Kondisi ini memperlihatkan sebuah fakta. Soal menangani bencana alam kita memang cukup berpengalaman dan eruji, tapi terkait bencana non alam dan pandemi kita masih buta.
Kesan buta pandemi tampak pada level penentu kebijakan sampai masyarakat. Pada level pemerintah pusat kita menyaksikan maju mundur langkah penanganan Covid-19, kebijakan yang saling kurang sinkron antar lembaga, hingga adu keinginan antara pemerintah pusat dan pemerintah daerah.
Sementara buta pandemi di level masyarakat dipengaruhi kesenjangan komunikasi dan pengetahuan. Bagi ahli kebencanaan, ahli kesehatan atau pakar epidemi, bencana Covid-19 dipahami dari sudut pandang ilmiah. Sementara bagi banyak masyarakat Indonesia bencana yang penyebabnya tidak kasar mata sering dipandang secara subyektif dengan pengaruh kebiasaan dan keyakinan seperti wabah adalah ujian, takdir, dan teguran Tuhan. Bebannya semakin bertambah manakala pemerintah terlalu kukuh memandangnya dari sudut pandang ekonomi.
Tingkatkan Kapasitas
Secanggih apapun teknologi, sebanyak apapun kamar rumah sakit yang disiapkan, dan seterampil apapun tenaga medis, tidak akan optimal jika kapasitas dan kesadaran masyarakat rendah.

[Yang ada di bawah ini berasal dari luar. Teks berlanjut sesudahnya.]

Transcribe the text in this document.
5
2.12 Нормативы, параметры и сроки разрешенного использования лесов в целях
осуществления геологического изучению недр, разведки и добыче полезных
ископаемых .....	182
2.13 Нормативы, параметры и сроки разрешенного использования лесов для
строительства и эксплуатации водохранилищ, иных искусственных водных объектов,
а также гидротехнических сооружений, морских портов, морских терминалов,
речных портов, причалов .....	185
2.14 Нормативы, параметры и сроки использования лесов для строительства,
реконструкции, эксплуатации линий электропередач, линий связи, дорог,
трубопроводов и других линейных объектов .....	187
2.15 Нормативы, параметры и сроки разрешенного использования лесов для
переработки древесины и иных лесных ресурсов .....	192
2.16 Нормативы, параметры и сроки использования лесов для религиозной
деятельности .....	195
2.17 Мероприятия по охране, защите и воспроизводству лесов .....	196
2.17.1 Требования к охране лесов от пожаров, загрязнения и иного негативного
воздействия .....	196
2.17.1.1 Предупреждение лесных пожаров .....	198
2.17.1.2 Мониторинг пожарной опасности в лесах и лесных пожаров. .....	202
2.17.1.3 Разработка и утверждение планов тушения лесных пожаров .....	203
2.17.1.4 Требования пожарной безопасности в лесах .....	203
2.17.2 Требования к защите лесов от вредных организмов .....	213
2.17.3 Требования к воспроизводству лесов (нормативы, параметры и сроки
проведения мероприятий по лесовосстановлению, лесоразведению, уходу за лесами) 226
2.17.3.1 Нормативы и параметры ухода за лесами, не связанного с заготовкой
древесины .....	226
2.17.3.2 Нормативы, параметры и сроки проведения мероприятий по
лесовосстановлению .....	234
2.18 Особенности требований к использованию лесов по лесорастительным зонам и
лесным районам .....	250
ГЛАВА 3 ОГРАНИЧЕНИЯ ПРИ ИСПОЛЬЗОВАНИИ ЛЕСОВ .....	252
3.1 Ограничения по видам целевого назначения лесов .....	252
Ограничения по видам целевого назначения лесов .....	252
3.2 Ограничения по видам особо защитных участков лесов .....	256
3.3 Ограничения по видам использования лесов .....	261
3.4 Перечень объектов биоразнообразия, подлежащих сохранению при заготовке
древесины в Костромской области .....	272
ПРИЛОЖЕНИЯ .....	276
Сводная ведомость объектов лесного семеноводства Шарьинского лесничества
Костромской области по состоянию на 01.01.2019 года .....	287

Menarik jika menganalisis pendekatan awal yang dilakukan oleh pemerintah untuk mendorong respon masyarakat terhadap pandemi Covid-19. Narasi-narasi Presiden Jokowi, Menteri Kesehatan, dan tim Gugus Tugas pada awal wabah menerpa Indonesia memperlihatkan upaya persuasi yang mengharapkan kesadaran individu dan komunitas. Ini terlihat sekali pada dua minggu pertama.
Upaya tersebut bisa dipahami karena pendekatan komunitas memberi peluang besar untuk melawan pandemi. Syaratnya masyarakat harus memiliki kapasitas yang baik untuk memahami, menanggapi, dan mencegah penyebaran Covid-19.
Oleh karena itu, sosialisasi gencar dilakukan oleh pemerintah dibantu banyak pihak melalui berbagai cara dan beragam media. Aparat di lapangan juga terus menerus berusaha menanamkan kesadaran pada masyarakat. Tujuannya ialah meningkatkan kapasitas dan kesiapsiagaan masyarakat agar mau bersama-sama menciptakan budaya keselamatan dan saling melindungi di tengah bahaya Covid-19.
Namun, pola pikir dan perilaku reaktif-kuratif masyarakat Indonesia membuat banyak orang cenderung baru akan sadar jika dirinya atau keluarganya sudah terserang. Oleh karena itu, pemerintah lalu mulai menempuh pendekatan lain yang lebih "menakutkan". Salah satunya dengan membuka data jumlah pasien dan ODP secara nasional. Harapannya masyarakat yang buta pandemi akan semakin sadar.
Sayangnya, pemerintah juga belum menampilkan kapasitas yang optimal. Mulai dari pengambilan keputusan hingga kerja sama antar kelembagaan terlihat adanya ketidakcukupan dalam mengelola pandemi. Beberapa arahan yang disampaikan oleh Presiden Jokowi memang tegas. Namun, pada tingkat sistem dan kebijakan sering dengan mudah terlihat adanya ketidaksesuaian dengan tujuan yang ingin dicapai.
Informasi positif memang menjadi kabar baik. Akan tetapi informasi positif yang tidak terkendali bisa membentuk persepsi bahwa kondisi sudah aman. Ini bisa mempengaruhi masyarakat untuk keluar rumah tanpa bersikap waspada. Kondisi jalanan Yogyakarta yang mulai ramai lagi boleh jadi dipengaruhi oleh persepsi keliru semacam itu.